I have a story about this from personal experience. One time when our production schedule was particularly busy, I had a large project that needed to be installed, and I simply didn’t have time to do it. We had several other time-critical projects to complete, and this project involved two kitchens and three bathrooms. So I hired an installation subcontractor. Unfortunately, this person did not spend the time to do the shimming and shifting that’s needed to get a good fit and good alignment. There were uneven seams and slabs that weren’t centered. For example, in the master bath the countertop was very long and installed in two slabs, with the seam in the middle designed to line up exactly with the center cabinet seam. Also, we had made the slabs slightly short so that the walls wouldn’t be damaged trying to get the slabs in. The installer should have carefully adjusted the horizontal position of the slabs so that the center seam lined up with the cabinet seam. He didn’t. He just plopped the slabs on wherever they fell.
The client complained, of course, and it was my responsibility to try to fix it. Unfortunately, there were also concrete backsplashes and there was no way to tear them out without damaging the walls and possibly the backsplashes and countertops as well. It turned out that the alignment problem could be alleviated by shifting the alignment of the drawers in the center cabinet (they weren’t installed very straight either).
The lesson here is that even if you don’t actually do the installation, you are responsible for the final quality. You can’t blame the subcontractor. You have to take responsibility and fix the problem, or make the subcontractor fix the problem without involving the client in any arguments.
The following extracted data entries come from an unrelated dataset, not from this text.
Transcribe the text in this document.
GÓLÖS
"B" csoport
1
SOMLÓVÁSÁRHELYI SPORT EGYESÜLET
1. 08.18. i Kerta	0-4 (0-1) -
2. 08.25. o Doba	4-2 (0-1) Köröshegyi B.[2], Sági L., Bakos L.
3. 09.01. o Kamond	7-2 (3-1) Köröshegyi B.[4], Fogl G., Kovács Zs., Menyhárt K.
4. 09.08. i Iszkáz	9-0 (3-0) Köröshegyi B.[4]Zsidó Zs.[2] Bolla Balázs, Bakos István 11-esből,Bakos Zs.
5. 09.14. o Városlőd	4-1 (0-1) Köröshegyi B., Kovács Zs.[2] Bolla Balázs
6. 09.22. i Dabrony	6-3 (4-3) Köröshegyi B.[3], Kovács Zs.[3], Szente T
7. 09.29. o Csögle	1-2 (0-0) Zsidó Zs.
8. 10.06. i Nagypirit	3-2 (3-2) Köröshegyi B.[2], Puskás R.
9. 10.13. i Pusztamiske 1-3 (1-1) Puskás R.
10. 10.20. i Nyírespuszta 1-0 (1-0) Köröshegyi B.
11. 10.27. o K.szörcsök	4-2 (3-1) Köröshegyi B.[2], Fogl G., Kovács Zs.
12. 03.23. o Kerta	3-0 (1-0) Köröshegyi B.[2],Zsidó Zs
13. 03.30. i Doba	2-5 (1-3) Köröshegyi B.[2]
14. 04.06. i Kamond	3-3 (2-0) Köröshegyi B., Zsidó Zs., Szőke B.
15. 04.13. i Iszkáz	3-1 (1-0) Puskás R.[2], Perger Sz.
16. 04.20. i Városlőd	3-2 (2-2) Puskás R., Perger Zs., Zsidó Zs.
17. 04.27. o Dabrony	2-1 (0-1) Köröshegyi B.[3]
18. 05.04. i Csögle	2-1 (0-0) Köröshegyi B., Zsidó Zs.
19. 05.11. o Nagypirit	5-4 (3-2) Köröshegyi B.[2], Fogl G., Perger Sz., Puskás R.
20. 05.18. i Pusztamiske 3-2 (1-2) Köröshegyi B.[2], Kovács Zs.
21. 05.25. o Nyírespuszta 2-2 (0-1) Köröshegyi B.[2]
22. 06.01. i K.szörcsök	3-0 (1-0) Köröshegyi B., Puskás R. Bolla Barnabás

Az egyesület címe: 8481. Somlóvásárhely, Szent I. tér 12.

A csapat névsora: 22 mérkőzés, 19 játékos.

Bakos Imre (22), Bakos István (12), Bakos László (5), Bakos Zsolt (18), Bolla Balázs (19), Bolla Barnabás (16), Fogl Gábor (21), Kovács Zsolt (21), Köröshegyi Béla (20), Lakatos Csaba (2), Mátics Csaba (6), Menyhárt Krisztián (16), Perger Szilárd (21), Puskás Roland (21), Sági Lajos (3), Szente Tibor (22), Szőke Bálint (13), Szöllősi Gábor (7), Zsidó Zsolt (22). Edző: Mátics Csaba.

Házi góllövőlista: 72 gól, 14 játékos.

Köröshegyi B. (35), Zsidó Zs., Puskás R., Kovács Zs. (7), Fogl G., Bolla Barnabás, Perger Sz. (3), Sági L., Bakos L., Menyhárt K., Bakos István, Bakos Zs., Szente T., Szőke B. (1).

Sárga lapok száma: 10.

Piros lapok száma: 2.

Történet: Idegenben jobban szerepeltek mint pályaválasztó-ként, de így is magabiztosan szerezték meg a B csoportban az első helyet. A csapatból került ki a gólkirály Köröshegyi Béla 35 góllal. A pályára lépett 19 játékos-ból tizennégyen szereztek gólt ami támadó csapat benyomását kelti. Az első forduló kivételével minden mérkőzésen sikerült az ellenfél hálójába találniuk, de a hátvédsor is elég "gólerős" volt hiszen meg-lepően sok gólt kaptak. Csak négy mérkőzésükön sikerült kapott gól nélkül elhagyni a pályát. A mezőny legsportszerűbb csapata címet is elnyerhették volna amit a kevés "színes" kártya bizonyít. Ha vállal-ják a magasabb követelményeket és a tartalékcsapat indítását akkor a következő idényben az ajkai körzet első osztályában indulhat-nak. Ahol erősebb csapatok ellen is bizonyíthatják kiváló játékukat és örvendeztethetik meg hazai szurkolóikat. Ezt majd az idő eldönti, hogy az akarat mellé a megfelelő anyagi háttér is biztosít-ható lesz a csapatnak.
One thing you could do, if you are a one-man show, is to hire subcontractors to help you with installation but make sure you are there helping with every slab and every detail. You can also use a variety of slab-handling equipment to help you do the installation with fewer people. (The granite industry uses this equipment all the time.) There is even a company, Concrete Countertop Plants (concretecountertopplant.com), that specializes in equipment that automates the manufacture and handling of concrete countertops.